Da es sich in diesem Tagebuch-Blog nur dann um die Kommentierung der Welt im allgemeinen und der Politik im besonderen handelt, wenn die sich steigernd auf meinen Blutdruck auswirkt (was sie mittlerweile jeden Tag tut), ist dieser Blog natürlich auch einer über das Altern. Was passiert mit einem im Alter? Wird man gelassener? Lebt man bewusster? Wird man starrsinniger? Konservativer? Und was heißt das überhaupt: Konservativ? Ist man konservativ, wenn man an der Überzeugungen festhält, dass wir in einer Klassengesellschaft leben? Und dass der Markt nicht nur nicht mitnichten alles regelt, sondern vielmehr zuverlässig dafür sorgen wird, dass die Erde den Bach runtergeht, und zwar einen Bach, in dem bestimmt keine Regenbogenforelle mehr schwimmt? Ist man konservativ, wenn man die Mehrzahl der Menschen für verrohte Vollidioten hält, die strengster Erziehungsmaßnahmen bedürfen? Der Dichter hat das vor 300 Jahren lyrischer ausgedrückt, aber es kommt auf das Gleiche raus:
„ … Barbaren von alters her, durch Fleiß und Wissenschaft und selbst durch Religion barbarischer geworden, tiefunfähig jedes göttlichen Gefühls, verdorben bis ins Mark zum Glück der heiligen Grazien, in jedem Grad der Übertreibung und der Ärmlichkeit beleidigend für jede gutgeartete Seele, dumpf und harmonielos, wie die Scherben eines weggeworfenen Gefäßes …“ (Friedrich Hölderlin über die Deutschen)

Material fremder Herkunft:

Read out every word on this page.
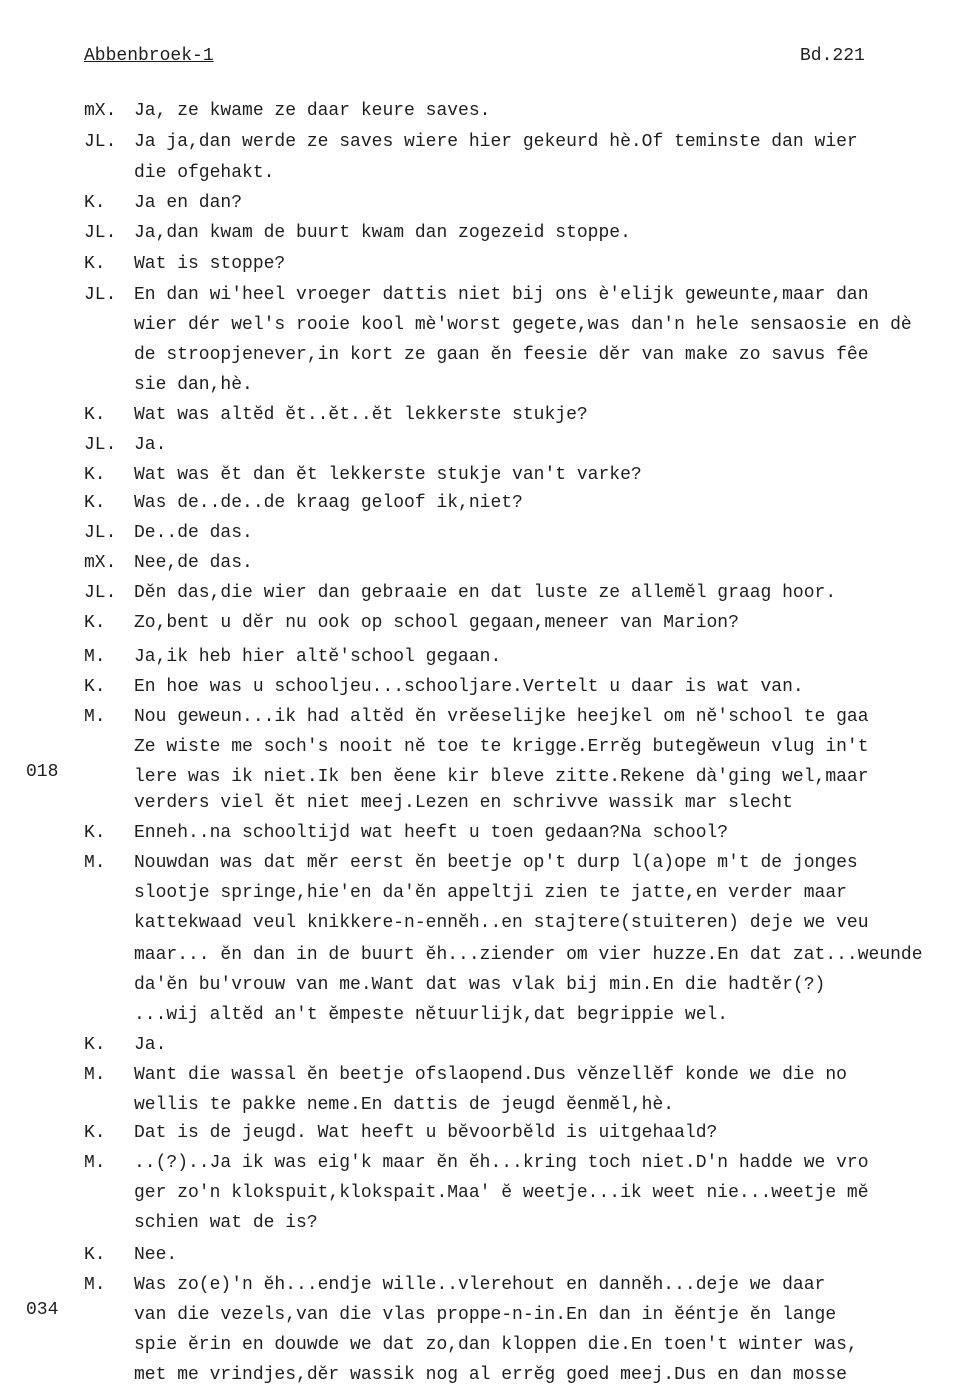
Abbenbroek-1	Bd.221
mX. Ja, ze kwame ze daar keure saves.
JL. Ja ja,dan werde ze saves wiere hier gekeurd hè.Of teminste dan wier
die ofgehakt.
K. Ja en dan?
JL. Ja,dan kwam de buurt kwam dan zogezeid stoppe.
K. Wat is stoppe?
JL. En dan wi'heel vroeger dattis niet bij ons è'elijk geweunte,maar dan
wier dér wel's rooie kool mè'worst gegete,was dan'n hele sensaosie en dè
de stroopjenever,in kort ze gaan ĕn feesie dĕr van make zo savus fêe
sie dan,hè.
K. Wat was altĕd ĕt..ĕt..ĕt lekkerste stukje?
JL. Ja.
K. Wat was ĕt dan ĕt lekkerste stukje van't varke?
K. Was de..de..de kraag geloof ik,niet?
JL. De..de das.
mX. Nee,de das.
JL. Dĕn das,die wier dan gebraaie en dat luste ze allemĕl graag hoor.
K. Zo,bent u dĕr nu ook op school gegaan,meneer van Marion?
M. Ja,ik heb hier altĕ'school gegaan.
K. En hoe was u schooljeu...schooljare.Vertelt u daar is wat van.
M. Nou geweun...ik had altĕd ĕn vrĕeselijke heejkel om nĕ'school te gaa
Ze wiste me soch's nooit nĕ toe te krigge.Errĕg butegĕweun vlug in't
lere was ik niet.Ik ben ĕene kir bleve zitte.Rekene dà'ging wel,maar
verders viel ĕt niet meej.Lezen en schrivve wassik mar slecht
K. Enneh..na schooltijd wat heeft u toen gedaan?Na school?
M. Nouwdan was dat mĕr eerst ĕn beetje op't durp l(a)ope m't de jonges
slootje springe,hie'en da'ĕn appeltji zien te jatte,en verder maar
kattekwaad veul knikkere-n-ennĕh..en stajtere(stuiteren) deje we veu
maar... ĕn dan in de buurt ĕh...ziender om vier huzze.En dat zat...weunde
da'ĕn bu'vrouw van me.Want dat was vlak bij min.En die hadtĕr(?)
...wij altĕd an't ĕmpeste nĕtuurlijk,dat begrippie wel.
K. Ja.
M. Want die wassal ĕn beetje ofslaopend.Dus vĕnzellĕf konde we die no
wellis te pakke neme.En dattis de jeugd ĕenmĕl,hè.
K. Dat is de jeugd. Wat heeft u bĕvoorbĕld is uitgehaald?
M. ..(?)..Ja ik was eig'k maar ĕn ĕh...kring toch niet.D'n hadde we vro
ger zo'n klokspuit,klokspait.Maa' ĕ weetje...ik weet nie...weetje mĕ
schien wat de is?
K. Nee.
M. Was zo(e)'n ĕh...endje wille..vlerehout en dannĕh...deje we daar
van die vezels,van die vlas proppe-n-in.En dan in ĕéntje ĕn lange
spie ĕrin en douwde we dat zo,dan kloppen die.En toen't winter was,
met me vrindjes,dĕr wassik nog al errĕg goed meej.Dus en dan mosse
018
034
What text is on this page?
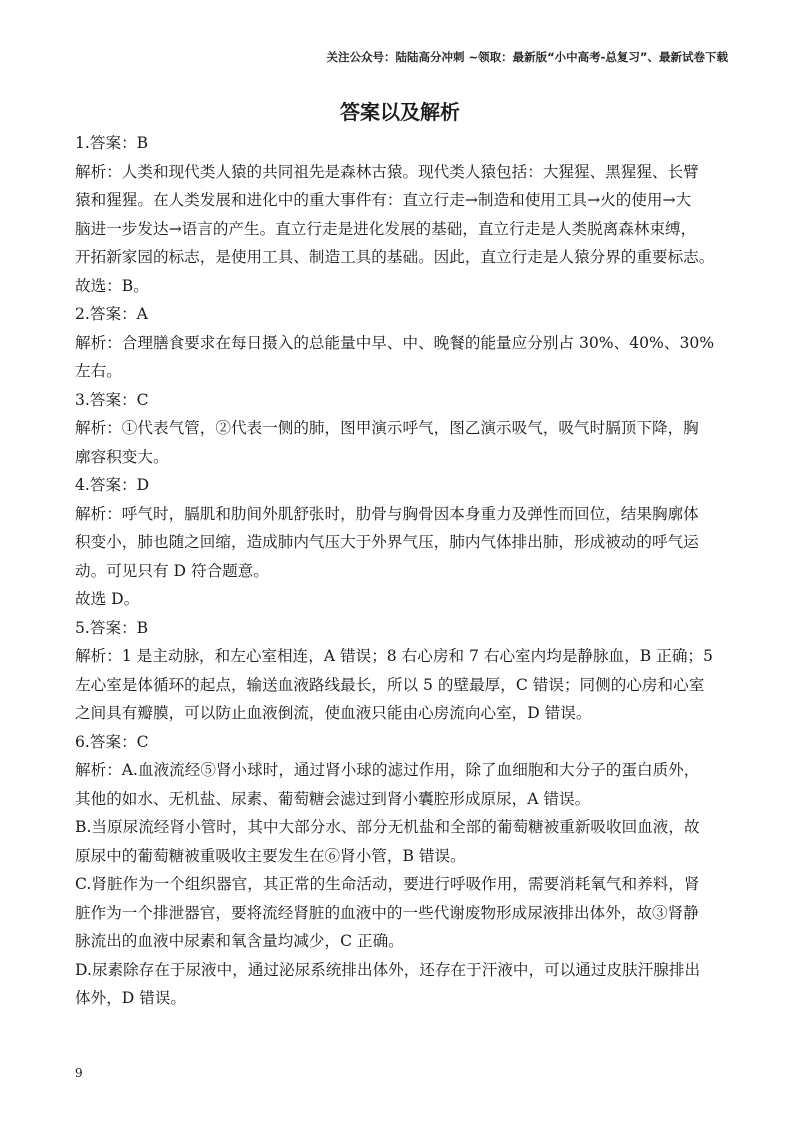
关注公众号：陆陆高分冲刺 ~领取：最新版“小中高考-总复习”、最新试卷下载
答案以及解析
1.答案：B
解析：人类和现代类人猿的共同祖先是森林古猿。现代类人猿包括：大猩猩、黑猩猩、长臂
猿和猩猩。在人类发展和进化中的重大事件有：直立行走→制造和使用工具→火的使用→大
脑进一步发达→语言的产生。直立行走是进化发展的基础，直立行走是人类脱离森林束缚，
开拓新家园的标志，是使用工具、制造工具的基础。因此，直立行走是人猿分界的重要标志。
故选：B。
2.答案：A
解析：合理膳食要求在每日摄入的总能量中早、中、晚餐的能量应分别占 30%、40%、30%
左右。
3.答案：C
解析：①代表气管，②代表一侧的肺，图甲演示呼气，图乙演示吸气，吸气时膈顶下降，胸
廓容积变大。
4.答案：D
解析：呼气时，膈肌和肋间外肌舒张时，肋骨与胸骨因本身重力及弹性而回位，结果胸廓体
积变小，肺也随之回缩，造成肺内气压大于外界气压，肺内气体排出肺，形成被动的呼气运
动。可见只有 D 符合题意。
故选 D。
5.答案：B
解析：1 是主动脉，和左心室相连，A 错误；8 右心房和 7 右心室内均是静脉血，B 正确；5
左心室是体循环的起点，输送血液路线最长，所以 5 的壁最厚，C 错误；同侧的心房和心室
之间具有瓣膜，可以防止血液倒流，使血液只能由心房流向心室，D 错误。
6.答案：C
解析：A.血液流经⑤肾小球时，通过肾小球的滤过作用，除了血细胞和大分子的蛋白质外，
其他的如水、无机盐、尿素、葡萄糖会滤过到肾小囊腔形成原尿，A 错误。
B.当原尿流经肾小管时，其中大部分水、部分无机盐和全部的葡萄糖被重新吸收回血液，故
原尿中的葡萄糖被重吸收主要发生在⑥肾小管，B 错误。
C.肾脏作为一个组织器官，其正常的生命活动，要进行呼吸作用，需要消耗氧气和养料，肾
脏作为一个排泄器官，要将流经肾脏的血液中的一些代谢废物形成尿液排出体外，故③肾静
脉流出的血液中尿素和氧含量均减少，C 正确。
D.尿素除存在于尿液中，通过泌尿系统排出体外，还存在于汗液中，可以通过皮肤汗腺排出
体外，D 错误。
9
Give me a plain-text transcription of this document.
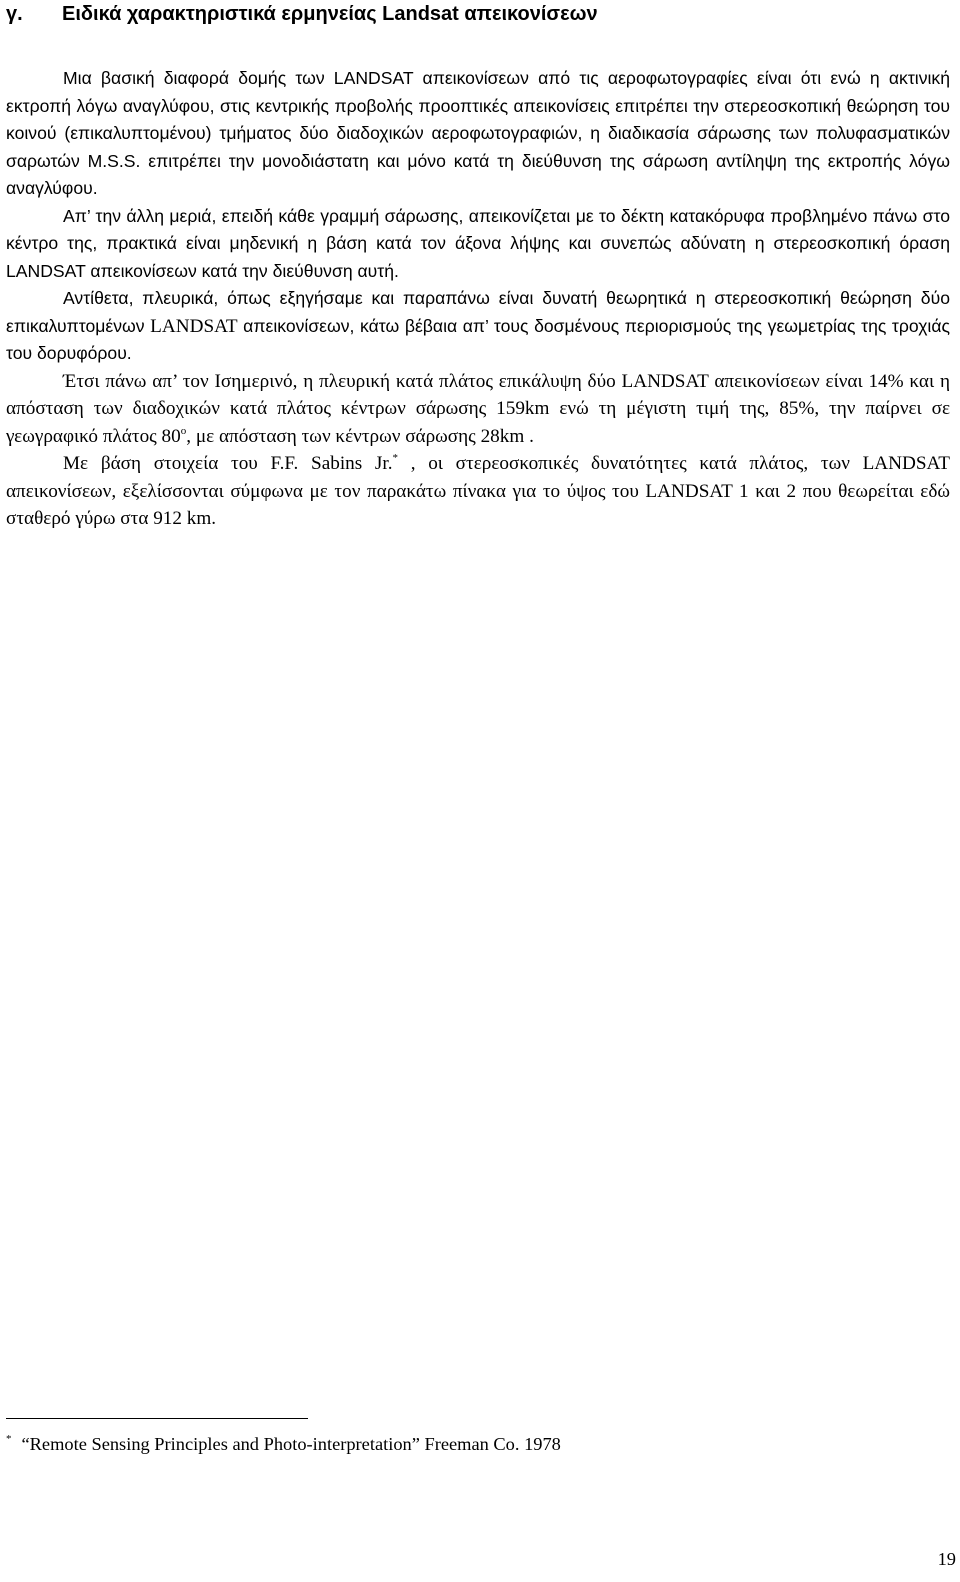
γ. Ειδικά χαρακτηριστικά ερμηνείας Landsat απεικονίσεων

Μια βασική διαφορά δομής των LANDSAT απεικονίσεων από τις αεροφωτογραφίες είναι ότι ενώ η ακτινική εκτροπή λόγω αναγλύφου, στις κεντρικής προβολής προοπτικές απεικονίσεις επιτρέπει την στερεοσκοπική θεώρηση του κοινού (επικαλυπτομένου) τμήματος δύο διαδοχικών αεροφωτογραφιών, η διαδικασία σάρωσης των πολυφασματικών σαρωτών M.S.S. επιτρέπει την μονοδιάστατη και μόνο κατά τη διεύθυνση της σάρωση αντίληψη της εκτροπής λόγω αναγλύφου.

Απ’ την άλλη μεριά, επειδή κάθε γραμμή σάρωσης, απεικονίζεται με το δέκτη κατακόρυφα προβλημένο πάνω στο κέντρο της, πρακτικά είναι μηδενική η βάση κατά τον άξονα λήψης και συνεπώς αδύνατη η στερεοσκοπική όραση LANDSAT απεικονίσεων κατά την διεύθυνση αυτή.

Αντίθετα, πλευρικά, όπως εξηγήσαμε και παραπάνω είναι δυνατή θεωρητικά η στερεοσκοπική θεώρηση δύο επικαλυπτομένων LANDSAT απεικονίσεων, κάτω βέβαια απ’ τους δοσμένους περιορισμούς της γεωμετρίας της τροχιάς του δορυφόρου.

Έτσι πάνω απ’ τον Ισημερινό, η πλευρική κατά πλάτος επικάλυψη δύο LANDSAT απεικονίσεων είναι 14% και η απόσταση των διαδοχικών κατά πλάτος κέντρων σάρωσης 159km ενώ τη μέγιστη τιμή της, 85%, την παίρνει σε γεωγραφικό πλάτος $80^o$, με απόσταση των κέντρων σάρωσης 28km .

Με βάση στοιχεία του F.F. Sabins Jr.* , οι στερεοσκοπικές δυνατότητες κατά πλάτος, των LANDSAT απεικονίσεων, εξελίσσονται σύμφωνα με τον παρακάτω πίνακα για το ύψος του LANDSAT 1 και 2 που θεωρείται εδώ σταθερό γύρω στα 912 km.

* “Remote Sensing Principles and Photo-interpretation” Freeman Co. 1978
19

Berlin, Frankfurter Tor. Notfall Hubschrauber bei einer Übung.
Wäre es ein echter Notfall gewesen, hätte ich bestimmt kein Foto gemacht, sondern mit einem Ochsenziemer das Gafferpack vertrieben. Solche Leute gehören hinter Gitter und umerzogen (Böse Vokabel, politisch kontaminiert, wer grundlegendes über Sprachfallen lesen will, ist hier richtig). Hinter Gitter gehören auch AfD Wählerinen, Auto-Raser und Drängler, Smartphone Nervensägen, Leute, die beim Brötchenholen nicht richtig Schlange stehen, Steuerhinterzieher, Calenberger-Pfannenschlag-Esser, usw. usf.
Eins ist sicher: Im Alter wird man immer älter. Und das mit dem Blutdruck (siehe oben) ist für mich ne feine Sache. Meiner ist eh viel zu niedrig und Aufregung tut da nur gut. Den zu niedrigen Blutdruck hab ich von meiner Mutter geerbt. Rezept unseres Hausarztes damals: Auf nüchternen Magen Scheibe fetten Speck und Glas Rotwein. Wir Kinder fanden das prima. In diesem Zustand speckiger Beduseltheit am Morgen war unsere Mutter am besten auszuhalten.